The majority of this is not specific to Rust and not exactly groundbreaking stuf...

jmcomets · on June 15, 2023

+1, the link to Joel Spolky's post on Unicode is probably the most interesting read I've found this year: https://www.joelonsoftware.com/2003/10/08/the-absolute-minim...

chrismorgan · on June 15, 2023

I was never much impressed with that article (given its title, I say—given its title) from the first time I saw it, probably around 2010, and it has aged poorly. Some of my complaints about it:

• It tells a verbose story, rather than just telling you what you need to know succinctly. (Seriously, the 3,600-word article could be condensed to under a thousand words with no meaningful loss—and the parts that I consider useful could be better expressed in well under 500 words. As a reminder of where I’m coming from in this criticism: the title of the article is “The Absolute Minimum Every Software Developer Absolutely, Positively Must Know About Unicode and Character Sets (No Excuses!)”, so I expect it to be, y’know, absolute-minimumy.)

• It spends way too much time on history that even in 2003 wasn’t particularly relevant to a lot of people (though yeah, if you were working in the Windows ecosystems he was working in, you would benefit from knowing about some of it), and which is now (twenty years later) completely irrelevant to almost everyone.

• It portrays UCS-2 and UTF-16 as equivalent, which is disastrously wrong. (As in, “if you do that, you stand a good chance of destroying anything beyond U+FFFF”.)

• As far as I can tell (I was a young child at the time), its chronology around UTF-8 and UCS-2/UTF-16 is… well, dubious at best, playing fast and loose with ordering and causality.

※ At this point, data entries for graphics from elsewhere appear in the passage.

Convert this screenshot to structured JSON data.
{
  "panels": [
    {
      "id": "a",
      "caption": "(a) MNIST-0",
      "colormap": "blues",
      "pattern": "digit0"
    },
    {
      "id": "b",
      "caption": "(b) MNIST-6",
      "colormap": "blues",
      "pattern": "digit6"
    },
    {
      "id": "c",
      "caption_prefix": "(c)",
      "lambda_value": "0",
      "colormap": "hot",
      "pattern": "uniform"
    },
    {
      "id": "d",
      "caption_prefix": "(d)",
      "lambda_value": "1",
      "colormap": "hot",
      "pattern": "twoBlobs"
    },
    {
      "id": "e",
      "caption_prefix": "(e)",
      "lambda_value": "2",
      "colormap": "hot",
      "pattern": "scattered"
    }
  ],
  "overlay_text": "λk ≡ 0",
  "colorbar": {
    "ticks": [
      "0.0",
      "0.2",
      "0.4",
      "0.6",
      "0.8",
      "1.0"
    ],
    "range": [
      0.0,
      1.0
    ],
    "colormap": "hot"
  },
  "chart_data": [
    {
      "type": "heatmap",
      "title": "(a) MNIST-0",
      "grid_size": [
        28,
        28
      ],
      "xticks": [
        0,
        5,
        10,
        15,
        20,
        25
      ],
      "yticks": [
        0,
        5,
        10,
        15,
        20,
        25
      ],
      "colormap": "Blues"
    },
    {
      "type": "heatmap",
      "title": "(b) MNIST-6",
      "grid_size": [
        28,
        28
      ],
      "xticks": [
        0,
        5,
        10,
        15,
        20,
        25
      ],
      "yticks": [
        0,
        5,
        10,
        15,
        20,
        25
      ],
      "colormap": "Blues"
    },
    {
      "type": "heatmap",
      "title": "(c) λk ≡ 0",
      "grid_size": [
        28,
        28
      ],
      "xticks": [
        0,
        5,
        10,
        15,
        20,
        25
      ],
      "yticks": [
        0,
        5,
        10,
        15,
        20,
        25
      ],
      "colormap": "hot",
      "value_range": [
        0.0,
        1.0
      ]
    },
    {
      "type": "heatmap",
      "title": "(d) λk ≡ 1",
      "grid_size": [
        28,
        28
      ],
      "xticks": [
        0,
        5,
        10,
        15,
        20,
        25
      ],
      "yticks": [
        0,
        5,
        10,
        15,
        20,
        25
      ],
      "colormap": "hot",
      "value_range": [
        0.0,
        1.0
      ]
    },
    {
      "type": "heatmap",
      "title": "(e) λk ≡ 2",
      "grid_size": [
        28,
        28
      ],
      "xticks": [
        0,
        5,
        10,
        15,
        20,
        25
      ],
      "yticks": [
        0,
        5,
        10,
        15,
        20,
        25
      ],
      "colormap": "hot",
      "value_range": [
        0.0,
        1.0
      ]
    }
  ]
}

• Really, the whole article looks at things from roughly the Windows API perspective, which, although what you’d expect from him (as a developer living in Microsoft ecosystems), just isn’t very balanced or relevant any more, since by now UTF-8 has more or less won.

• It doesn’t talk about the different ways of looking at Unicode text: code units (mostly important because of the UTF-16 mess), scalar values, extended grapheme clusters, that kind of thing. A brief bit on the interactions with font shaping would also be rather useful; a little bidirectional text, a little Indic script, these days even a bit of emoji composition. These days especially, all of this stuff is far more useful than ancient/pre-Unicode history.

• The stuff about browsers was right at the time, but that’s been fixed for I think over a decade now (browser makers agreeing on the precise algorithms to use in sniffing). (He’s absolutely right that Postel’s Law was a terrible idea.)